The effort of attracting high-quality employees and managers to run your fulfillment services is a job in itself, but once they're in place, you can rest easy, right? Not if you want to keep your carefully-built workflow prospering. If the task of retaining skilled employees isn’t already a bullet point on your to-do list, you might as well start drafting your next want ad. The fact of the matter is that there's too much competition from your rivals to rest on your laurels and just hope your hires stay company-loyal.
Want to be more proactive? Here are some tips for keeping your people right where they are.
Tie A Few More Carrots on the Stick
It stands to reason that long periods of time spent doing the same work for the same pay will translate as tedium for driven, intelligent workforce members and potentially drive them off. Performance-based financial initiatives are an excellent way to entice your existing employees to work smarter and more efficiently while still keeping traditional raises on a manageable budgetary timeline. Malysa O'Connor of Supply & Demand Chain Executive notes that this approach has worked particularly well in logistics where it has helped companies retain high-performing truck drivers in the midst of an alarming industry-wide driver shortage.
Monthly sales goal competitions, rewarding positive performance reviews with time off, or rewarding the most motivated individuals with promotions from within the company are a few options for office-based staff.

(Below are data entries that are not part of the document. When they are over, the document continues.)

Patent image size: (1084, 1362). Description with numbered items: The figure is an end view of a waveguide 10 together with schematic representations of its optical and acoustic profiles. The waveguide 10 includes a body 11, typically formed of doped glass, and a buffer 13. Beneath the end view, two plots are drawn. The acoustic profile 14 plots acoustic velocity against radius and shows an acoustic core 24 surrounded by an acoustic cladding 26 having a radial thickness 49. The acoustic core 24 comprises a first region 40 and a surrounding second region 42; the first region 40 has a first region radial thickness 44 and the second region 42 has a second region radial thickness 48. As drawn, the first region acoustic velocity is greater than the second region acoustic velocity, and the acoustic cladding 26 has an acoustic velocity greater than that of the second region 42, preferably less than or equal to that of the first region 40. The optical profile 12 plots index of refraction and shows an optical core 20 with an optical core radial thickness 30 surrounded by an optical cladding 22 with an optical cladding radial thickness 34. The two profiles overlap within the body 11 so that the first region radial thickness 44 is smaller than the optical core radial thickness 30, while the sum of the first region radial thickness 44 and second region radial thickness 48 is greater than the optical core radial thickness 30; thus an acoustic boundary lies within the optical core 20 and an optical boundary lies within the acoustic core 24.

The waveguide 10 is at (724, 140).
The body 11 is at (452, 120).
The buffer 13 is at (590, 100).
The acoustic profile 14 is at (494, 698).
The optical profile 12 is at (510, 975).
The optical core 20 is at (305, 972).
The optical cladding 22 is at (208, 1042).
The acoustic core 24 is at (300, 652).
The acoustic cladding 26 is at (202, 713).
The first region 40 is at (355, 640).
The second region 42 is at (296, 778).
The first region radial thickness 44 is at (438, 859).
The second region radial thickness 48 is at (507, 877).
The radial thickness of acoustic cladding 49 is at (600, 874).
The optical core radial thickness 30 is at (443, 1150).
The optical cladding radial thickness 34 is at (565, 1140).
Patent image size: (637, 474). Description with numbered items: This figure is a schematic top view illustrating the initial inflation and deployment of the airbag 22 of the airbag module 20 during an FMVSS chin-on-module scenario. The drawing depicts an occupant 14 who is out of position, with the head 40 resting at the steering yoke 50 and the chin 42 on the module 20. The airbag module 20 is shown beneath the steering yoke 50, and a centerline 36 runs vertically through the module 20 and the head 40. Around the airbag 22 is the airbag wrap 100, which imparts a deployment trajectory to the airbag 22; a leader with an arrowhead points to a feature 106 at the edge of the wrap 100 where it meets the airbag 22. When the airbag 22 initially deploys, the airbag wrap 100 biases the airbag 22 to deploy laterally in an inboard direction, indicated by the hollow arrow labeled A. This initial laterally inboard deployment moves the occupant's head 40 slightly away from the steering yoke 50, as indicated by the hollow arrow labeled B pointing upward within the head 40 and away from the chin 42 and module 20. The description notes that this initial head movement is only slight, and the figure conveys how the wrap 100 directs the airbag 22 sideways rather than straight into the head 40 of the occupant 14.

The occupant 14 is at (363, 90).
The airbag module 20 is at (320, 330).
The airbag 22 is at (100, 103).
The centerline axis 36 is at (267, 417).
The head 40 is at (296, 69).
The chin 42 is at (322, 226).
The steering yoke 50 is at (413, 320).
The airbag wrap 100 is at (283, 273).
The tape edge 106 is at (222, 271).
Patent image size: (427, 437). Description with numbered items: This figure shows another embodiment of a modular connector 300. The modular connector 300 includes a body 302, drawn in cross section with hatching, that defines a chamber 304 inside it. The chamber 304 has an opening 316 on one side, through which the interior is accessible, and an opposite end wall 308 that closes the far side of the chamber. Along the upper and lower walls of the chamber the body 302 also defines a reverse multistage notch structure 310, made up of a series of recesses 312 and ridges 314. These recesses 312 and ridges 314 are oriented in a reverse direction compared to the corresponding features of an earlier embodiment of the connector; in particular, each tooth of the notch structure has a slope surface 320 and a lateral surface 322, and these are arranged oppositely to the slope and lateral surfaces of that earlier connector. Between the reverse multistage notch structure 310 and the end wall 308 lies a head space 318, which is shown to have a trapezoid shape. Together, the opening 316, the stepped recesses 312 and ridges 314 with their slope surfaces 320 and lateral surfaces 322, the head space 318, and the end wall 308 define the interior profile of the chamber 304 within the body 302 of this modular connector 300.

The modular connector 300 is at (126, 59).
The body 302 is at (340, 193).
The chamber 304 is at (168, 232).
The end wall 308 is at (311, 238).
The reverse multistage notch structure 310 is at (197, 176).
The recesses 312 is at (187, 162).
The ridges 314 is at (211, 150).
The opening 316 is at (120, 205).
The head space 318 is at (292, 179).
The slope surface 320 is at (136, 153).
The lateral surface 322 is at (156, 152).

Walk the Walk You Expect from Others
Young, fresh talent with a firm grasp of emerging technologies represents a huge asset for growing companies, but can also manifest a threat of "brain drain" as rivals seek to woo them away. Kate Taylor of Entrepreneur recently discussed a BambooHR survey that revealed that an incredible 82% of respondents reported being "annoyed" by managers that knew less about the industry than their team. The same percentage also found lack of recognition frustrating, forming a toxic twosome of obstacles driving valuable employees out the door. Infuse your workplace with the golden rule, make note of your team's achievements and keep yourself on par with your most driven employee and resentment won't find anywhere to set up shop.
Know What Your Competitors Are Offering
Motivated employees and complacency don't tend to go hand in hand, so it's a safe bet that the talent or management behind your fulfillment services has at least casually looked over other employment options. If your benefit package, compensation or work environment comes in a distant second in terms of attractiveness, it's really only a matter of time before an employee jumps ship. Sticking your head in the sand isn't an option if retaining your employees is a goal. Make sure you know what choices employees have at their disposal and that your options are at least competitive, if not clear winners, in the wider scale. Making a point to scan online job sites once a week or so will keep your knowledge of average salaries and benefits current and actionable.
Ask Your Employees What They Want
Although it may seem obvious, even large companies can get so caught up in metrics and best practices that they forget to acknowledge the human beings in the center of it all. Two employees, even those in the same position, will not necessarily share benefit priorities— a parent, for example, may need more flex time for their children, while an older employee might want better healthcare options.
Being open to discussion and individual adjustments of benefits communicates to your team that you value them as people, and not just as bodies filling job positions. This satisfaction translates into greater loyalty and attention to detail, as well. Jacquelyn Smith of Forbes points to a recent CareerBuilder survey that emphasizes, through a more-than-half majority, that employees want their opinions on benefit hierarchy to be heard.
There is no magic pill for keeping your fulfillment services' best talent in-house, but attention and individual recognition are a great place to start. When you stack up the unseen cost of training, growing pains and other new hire realities, the cost of keeping your talent seems far more attractive.